Mount Rainier reflects the sunset in the distance about 45 miles away from Madigan Army Medical Center at Joint Base Lewis-McChord, Wash. (U.S. Army Corps of Engineers)
ABOUT THE COMMAND
Joint Base Lewis-McChord, Wash., is the headquarters for Western Regional Medical Command, which covers:
■ 20 states
■ 9 medical treatment facilities
■ 10 Warrior Transition Units, which serve more than over 2,000 soldiers and two community-based WTUs.
Facilities serving wounded warriors at Joint Base Lewis-McChord, Wash., faced “significant challenges,” according to a Defense Department report, which found cadre at the wounded warrior unit there lacked consistent training, and soldiers had trouble getting access to specialty care at the post’s hospital.
The Warrior Transition Battalion, “Phoenix Battalion,” faced staff training and turnover problems, according to a newly released DoD Inspector General’s report.
The 104-page report was completed May 31 and publicized by the agency. The report examined care at the Warrior Transition Battalion and Madigan Army Medical Center as part of a broader mission to determine whether service members wounded during deployments in Iraq and Afghanistan were cared for and managed effectively and efficiently.
Much time has passed between the DoDIG’s two-week visit to JBLM in 2011 and the report’s publication, and Army Medical Command and other agencies have since been able to respond to many of the issues raised by the DoDIG. The JBLM WTB described in the report has been replaced by a new Warrior Transition Battalion Complex.
At JBLM, the DoDIG found that personnel involved in the management of WTB troops did not consistently receive training before they began work in the WTB cadre. The cadre who had received the training believed they needed more training to address the diverse range of soldiers’ medical and management needs, according to the report.
One reason some newly assigned WTB cadre had not received training was the slow administrative processing time to approve Guard and Reserve positions, according to the report.
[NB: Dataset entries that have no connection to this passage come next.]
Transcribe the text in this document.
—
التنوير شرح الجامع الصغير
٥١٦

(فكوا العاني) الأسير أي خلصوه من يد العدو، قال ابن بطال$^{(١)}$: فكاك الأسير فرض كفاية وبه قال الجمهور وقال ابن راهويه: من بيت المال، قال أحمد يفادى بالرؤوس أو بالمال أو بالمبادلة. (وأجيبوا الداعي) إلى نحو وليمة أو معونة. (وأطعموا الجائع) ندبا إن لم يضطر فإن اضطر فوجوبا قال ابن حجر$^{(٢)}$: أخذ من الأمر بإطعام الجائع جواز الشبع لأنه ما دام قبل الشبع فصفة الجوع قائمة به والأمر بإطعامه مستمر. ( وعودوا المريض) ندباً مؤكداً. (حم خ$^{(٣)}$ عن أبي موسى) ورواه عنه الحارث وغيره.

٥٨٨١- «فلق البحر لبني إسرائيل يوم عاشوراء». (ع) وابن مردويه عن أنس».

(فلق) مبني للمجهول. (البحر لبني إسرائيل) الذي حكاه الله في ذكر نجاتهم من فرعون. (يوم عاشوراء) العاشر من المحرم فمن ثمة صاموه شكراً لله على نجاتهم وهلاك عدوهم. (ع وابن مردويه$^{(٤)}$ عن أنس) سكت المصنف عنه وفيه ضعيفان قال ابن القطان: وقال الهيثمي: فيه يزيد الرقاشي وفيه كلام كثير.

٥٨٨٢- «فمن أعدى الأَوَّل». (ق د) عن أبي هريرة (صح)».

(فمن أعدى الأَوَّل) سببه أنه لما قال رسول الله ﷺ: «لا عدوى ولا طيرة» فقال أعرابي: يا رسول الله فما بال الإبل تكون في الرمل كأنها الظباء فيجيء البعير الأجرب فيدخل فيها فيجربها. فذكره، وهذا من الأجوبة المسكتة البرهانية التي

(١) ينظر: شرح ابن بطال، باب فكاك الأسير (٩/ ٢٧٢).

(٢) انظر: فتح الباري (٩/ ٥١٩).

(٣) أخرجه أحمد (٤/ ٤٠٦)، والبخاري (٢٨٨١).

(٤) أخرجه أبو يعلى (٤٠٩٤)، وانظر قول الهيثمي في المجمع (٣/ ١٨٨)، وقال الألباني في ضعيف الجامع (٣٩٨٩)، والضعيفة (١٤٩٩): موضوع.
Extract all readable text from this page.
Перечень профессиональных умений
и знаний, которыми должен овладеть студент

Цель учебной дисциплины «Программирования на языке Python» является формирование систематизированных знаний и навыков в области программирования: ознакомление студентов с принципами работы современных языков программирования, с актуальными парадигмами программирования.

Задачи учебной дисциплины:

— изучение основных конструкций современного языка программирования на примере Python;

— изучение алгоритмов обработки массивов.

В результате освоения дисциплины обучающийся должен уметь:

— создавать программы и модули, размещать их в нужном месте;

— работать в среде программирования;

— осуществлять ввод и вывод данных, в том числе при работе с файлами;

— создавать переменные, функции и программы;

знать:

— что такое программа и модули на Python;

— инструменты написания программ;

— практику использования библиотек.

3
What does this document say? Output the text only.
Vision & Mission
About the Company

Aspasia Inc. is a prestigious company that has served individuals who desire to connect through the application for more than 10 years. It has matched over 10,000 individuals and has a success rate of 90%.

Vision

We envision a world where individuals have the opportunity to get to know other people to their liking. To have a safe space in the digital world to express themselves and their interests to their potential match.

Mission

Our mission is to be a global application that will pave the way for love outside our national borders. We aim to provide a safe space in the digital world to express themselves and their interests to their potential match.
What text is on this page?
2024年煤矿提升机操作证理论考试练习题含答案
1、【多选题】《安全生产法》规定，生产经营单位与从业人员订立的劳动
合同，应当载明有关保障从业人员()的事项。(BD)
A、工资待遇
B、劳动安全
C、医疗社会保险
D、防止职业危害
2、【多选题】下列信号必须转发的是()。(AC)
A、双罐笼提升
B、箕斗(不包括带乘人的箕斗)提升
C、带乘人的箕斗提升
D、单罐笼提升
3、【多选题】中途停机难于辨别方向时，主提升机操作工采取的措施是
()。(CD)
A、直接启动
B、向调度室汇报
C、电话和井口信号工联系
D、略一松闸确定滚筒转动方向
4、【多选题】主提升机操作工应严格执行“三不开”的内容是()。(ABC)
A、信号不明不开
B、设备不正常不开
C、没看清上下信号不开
Army Medical Command, in a response included by the DoDIG, said it is awaiting approval for a plan to increase the number of instructors in the WTB leadership and cadre training program.
The WTB was also hindered by Army policy changes that resulted in staff turnover. The policies directed that reserve-component soldiers who volunteer for WTB leadership positions to shift from temporary to permanent change-of-station status, cutting one of their financial incentives to take the jobs.
“Without proper planning and oversight of future WTB staffing, there is the potential for gaps in WTB leadership positions that could have a negative impact on the care, management and transition of Soldiers,” the report concluded.
In response, MEDCOM said tightened budgets mean funding for reserve-component soldiers to fill these jobs will remain an issue. WTC has requested that Army headquarters “consider an alternate sourcing solution.”
The report presented a mixed view of Comprehensive Transition Plans. It lauded the process for providing interdisciplinary teams of medical and non-medical professionals to help troops create customized, in-depth recovery and transition goals. But it found some soldiers “were not truthful or accurate with the information they provided to the CTP.”
“The feedback by some squad leaders was ineffective and untimely; and operation of the automated CTP on the Army Knowledge Online website was cumbersome, unreliable and time consuming,” the report states.
The Army’s Warrior Transition Command has since updated its policy related to the CTP for soldiers assigned to wounded warrior units and formalized a review process to help the soldiers progress through the units, according to the report. The CTP has since migrated from AKO to a platform called the Army Warrior Care and Transition System.
At the hospital, soldiers exceeded the 100-day standard for time in the Medical Evaluation Board phase of the disability evaluation system. Soldiers also had difficulty obtaining timely appointments for some specialty medical care needs.
While the Army’s standard is seven days to get an initial specialty care appointment, it usually took soldiers a month to get a forensic psychiatry appointment, then another three to four months for evalution to be completed, according to the report.
Since then, Madigan has increased its initial specialty consults to meet its access-to-care standard 83 percent of the time, short of its goal of 90 percent.
The report praised initiatives at the WTB and Madigan that it found to be “noteworthy practices for supporting the comprehensive care, healing and transition of soldiers.”